Additionally, missing data might represent bias issues. Some people may not have answered particular questions in your survey because of some common issue. For example, if you asked about gender, and females are less likely to report their gender than males, then you will have male-biased data. Perhaps only 50% of the females reported their gender, but 95% of the males reported gender. If you use gender in your causal models, then you will be heavily biased toward males, because you will not end up using the unreported responses.
To find out how many missing values each variable has, in SPSS go to Analyze, then Descriptive Statistics, then Frequencies. Enter the variables in the variables list. Then click OK. The table in the output will show the number of missing values for each variable.
The threshold for missing data is flexible, but generally, if you are missing more than 10% of the responses on a particular variable, or from a particular respondent, that variable or respondent may be problematic. There are several ways to deal with problematic variables.
- Just don’t use that variable.
- If it makes sense, impute the missing values. This should only be done for continuous or interval data (like age or Likert-scale responses), not for categorical data (like gender).
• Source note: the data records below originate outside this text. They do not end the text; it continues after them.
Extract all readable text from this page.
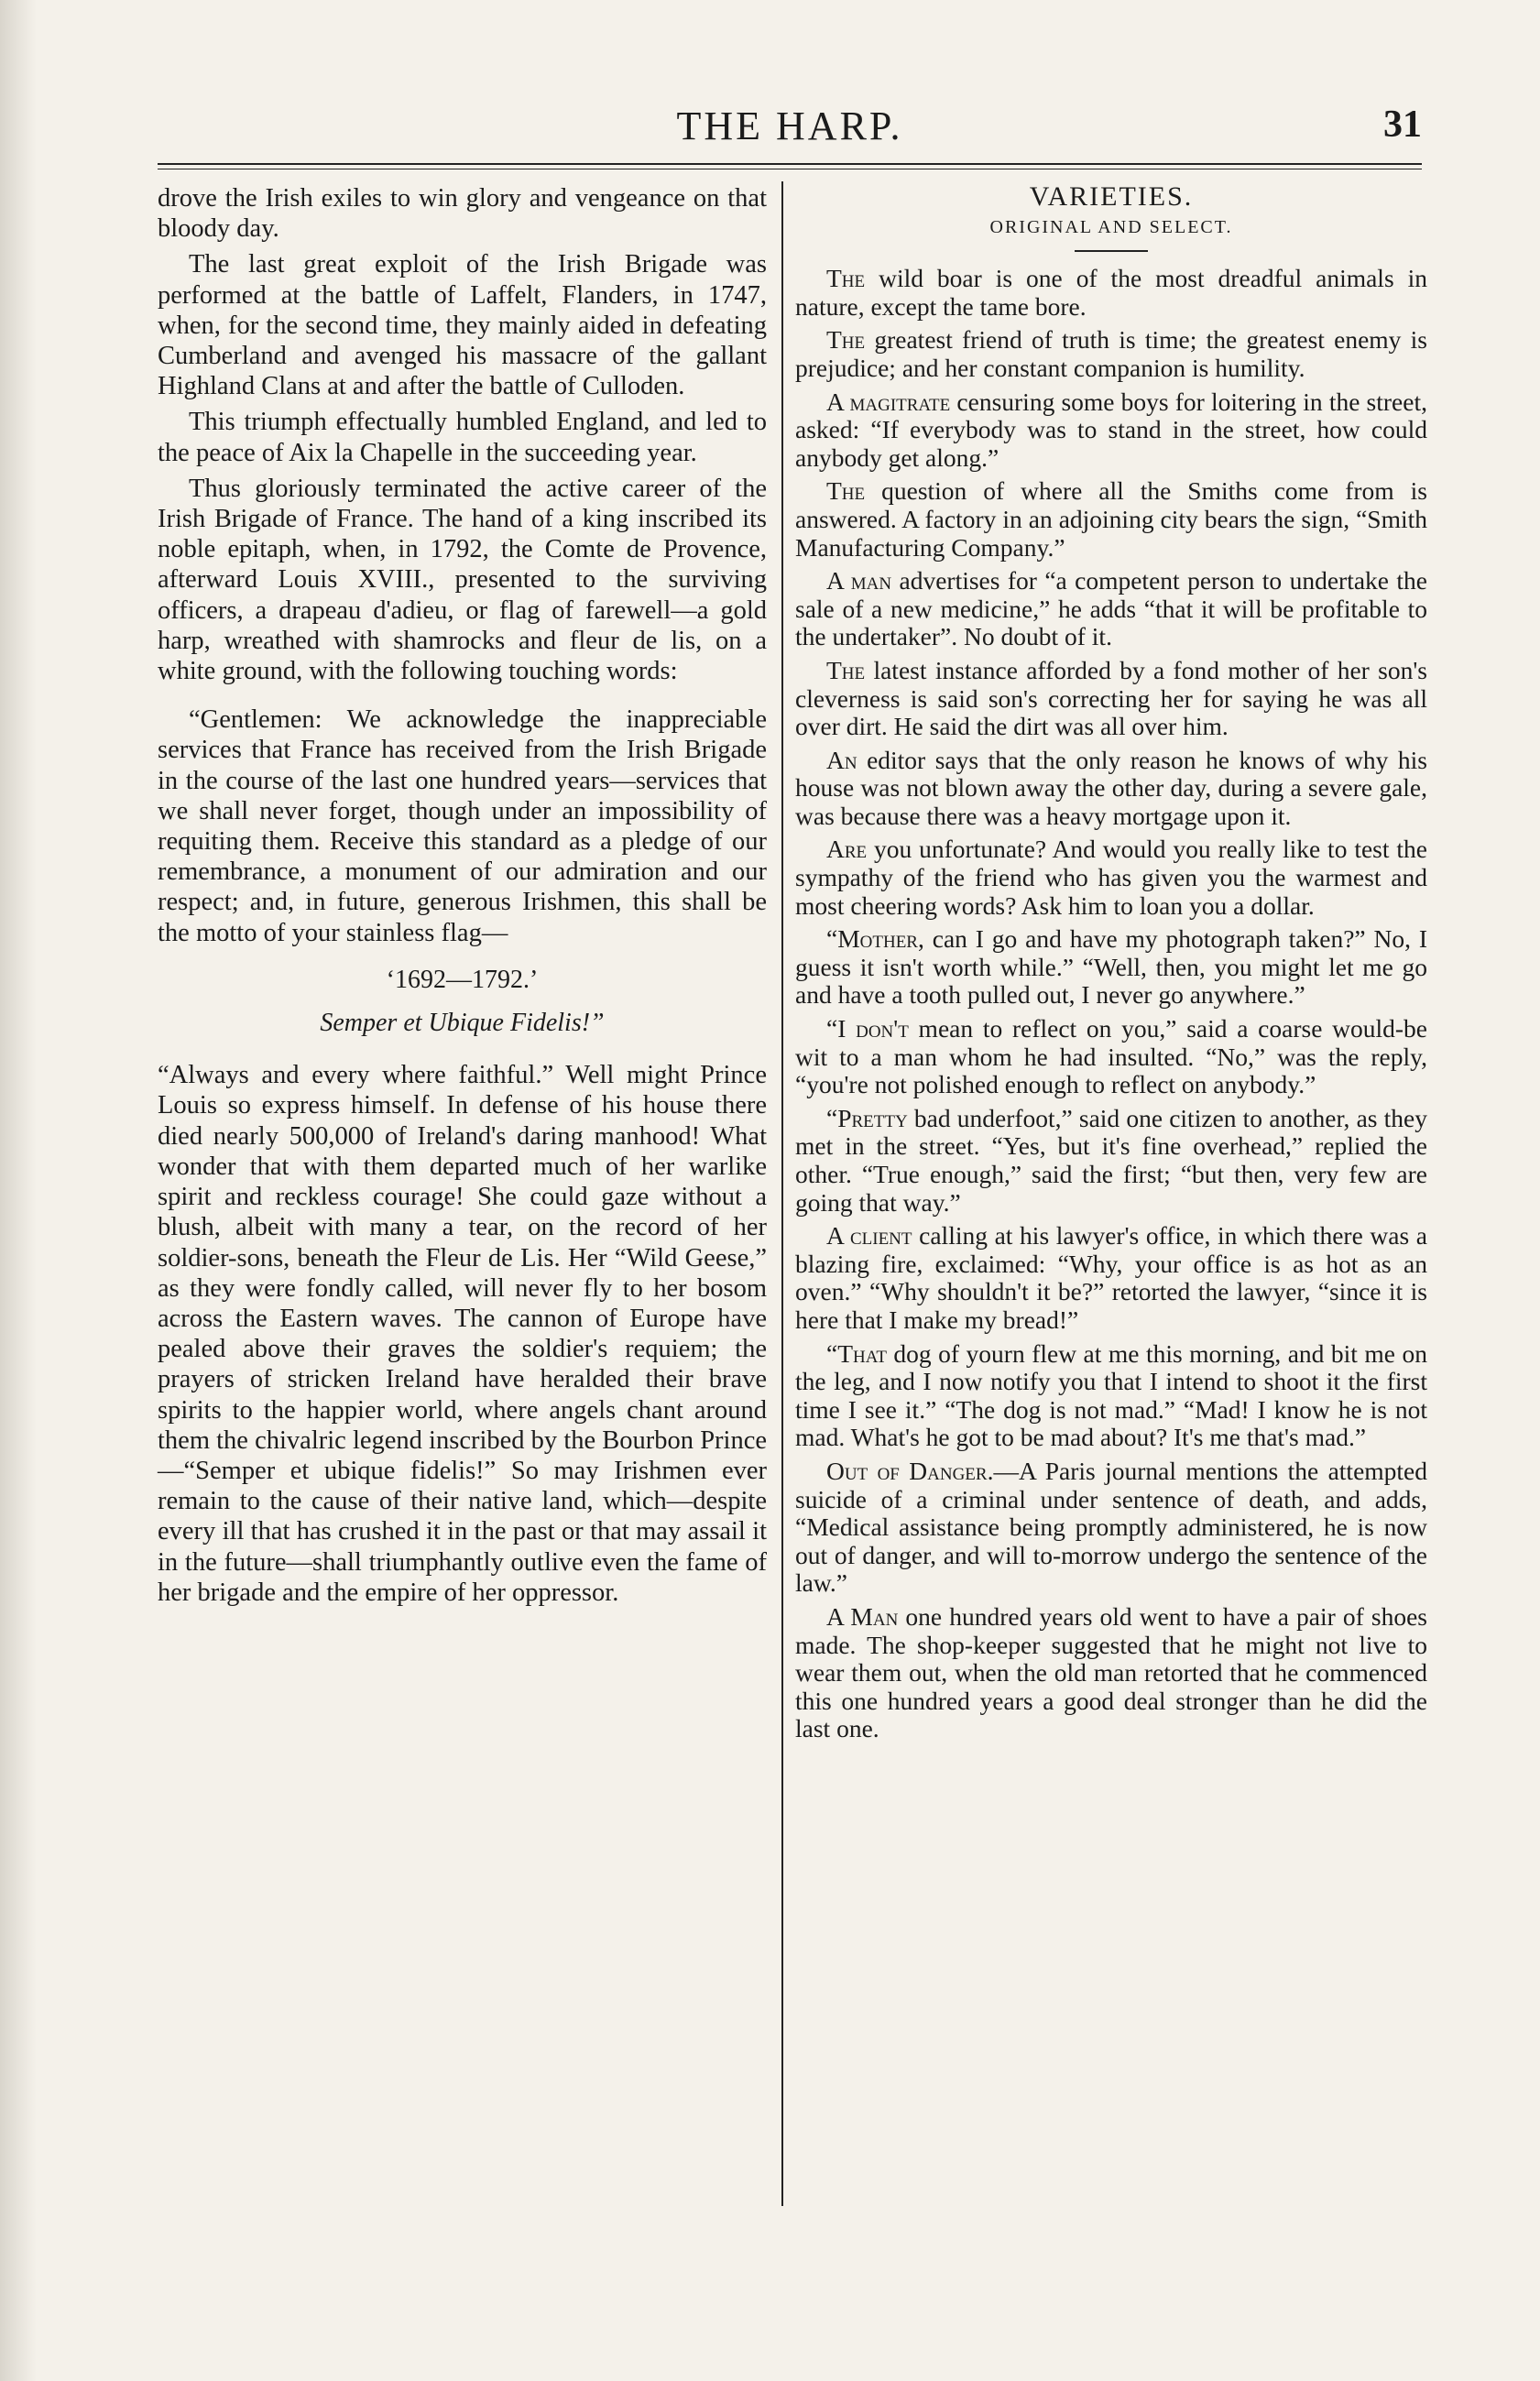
THE HARP.	31

drove the Irish exiles to win glory and vengeance on that bloody day.

The last great exploit of the Irish Brigade was performed at the battle of Laffelt, Flanders, in 1747, when, for the second time, they mainly aided in defeating Cumberland and avenged his massacre of the gallant Highland Clans at and after the battle of Culloden.

This triumph effectually humbled England, and led to the peace of Aix la Chapelle in the succeeding year.

Thus gloriously terminated the active career of the Irish Brigade of France. The hand of a king inscribed its noble epitaph, when, in 1792, the Comte de Provence, afterward Louis XVIII., presented to the surviving officers, a drapeau d'adieu, or flag of farewell—a gold harp, wreathed with shamrocks and fleur de lis, on a white ground, with the following touching words:

“Gentlemen: We acknowledge the inappreciable services that France has received from the Irish Brigade in the course of the last one hundred years—services that we shall never forget, though under an impossibility of requiting them. Receive this standard as a pledge of our remembrance, a monument of our admiration and our respect; and, in future, generous Irishmen, this shall be the motto of your stainless flag—

‘1692—1792.’
Semper et Ubique Fidelis!”

“Always and every where faithful.” Well might Prince Louis so express himself. In defense of his house there died nearly 500,000 of Ireland's daring manhood! What wonder that with them departed much of her warlike spirit and reckless courage! She could gaze without a blush, albeit with many a tear, on the record of her soldier-sons, beneath the Fleur de Lis. Her “Wild Geese,” as they were fondly called, will never fly to her bosom across the Eastern waves. The cannon of Europe have pealed above their graves the soldier's requiem; the prayers of stricken Ireland have heralded their brave spirits to the happier world, where angels chant around them the chivalric legend inscribed by the Bourbon Prince—“Semper et ubique fidelis!” So may Irishmen ever remain to the cause of their native land, which—despite every ill that has crushed it in the past or that may assail it in the future—shall triumphantly outlive even the fame of her brigade and the empire of her oppressor.

VARIETIES.
ORIGINAL AND SELECT.

The wild boar is one of the most dreadful animals in nature, except the tame bore.

The greatest friend of truth is time; the greatest enemy is prejudice; and her constant companion is humility.

A magitrate censuring some boys for loitering in the street, asked: “If everybody was to stand in the street, how could anybody get along.”

The question of where all the Smiths come from is answered. A factory in an adjoining city bears the sign, “Smith Manufacturing Company.”

A man advertises for “a competent person to undertake the sale of a new medicine,” he adds “that it will be profitable to the undertaker”. No doubt of it.

The latest instance afforded by a fond mother of her son's cleverness is said son's correcting her for saying he was all over dirt. He said the dirt was all over him.

An editor says that the only reason he knows of why his house was not blown away the other day, during a severe gale, was because there was a heavy mortgage upon it.

Are you unfortunate? And would you really like to test the sympathy of the friend who has given you the warmest and most cheering words? Ask him to loan you a dollar.

“Mother, can I go and have my photograph taken?” No, I guess it isn't worth while.” “Well, then, you might let me go and have a tooth pulled out, I never go anywhere.”

“I don't mean to reflect on you,” said a coarse would-be wit to a man whom he had insulted. “No,” was the reply, “you're not polished enough to reflect on anybody.”

“Pretty bad underfoot,” said one citizen to another, as they met in the street. “Yes, but it's fine overhead,” replied the other. “True enough,” said the first; “but then, very few are going that way.”

A client calling at his lawyer's office, in which there was a blazing fire, exclaimed: “Why, your office is as hot as an oven.” “Why shouldn't it be?” retorted the lawyer, “since it is here that I make my bread!”

“That dog of yourn flew at me this morning, and bit me on the leg, and I now notify you that I intend to shoot it the first time I see it.” “The dog is not mad.” “Mad! I know he is not mad. What's he got to be mad about? It's me that's mad.”

Out of Danger.—A Paris journal mentions the attempted suicide of a criminal under sentence of death, and adds, “Medical assistance being promptly administered, he is now out of danger, and will to-morrow undergo the sentence of the law.”

A Man one hundred years old went to have a pair of shoes made. The shop-keeper suggested that he might not live to wear them out, when the old man retorted that he commenced this one hundred years a good deal stronger than he did the last one.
- If your dataset is large enough, just don’t use the responses that had missing values for that variable. This may create a bias, however, if the number of missing responses is greater than 10%.
To impute values in SPSS, go to Transform, Replace Missing Values; then select the variables that need imputing, and hit OK. See the screenshots below. In this screenshot, I use the Mean replacement method. But there are other options, including Median replacement. Typically with Likert-type data, you want to use median replacement, because means are less meaningful in these scenarios. For more information on when to use which type of imputation, refer to: Lynch (2003)
Handling problematic respondents is somewhat more difficult. If a respondent did not answer a large portion of the questions, their other responses may be useless when it comes to testing causal models. For example, if they answered questions about diet, but not about weight loss, for this individual we cannot test a causal model that argues that diet has a positive effect on weight loss. We simply do not have the data for that person. My recommendation is to first determine which variables will actually be used in your model (often we collect data on more variables than we actually end up using in our model), then determine if the respondent is problematic. If so, then remove that respondent from the analysis.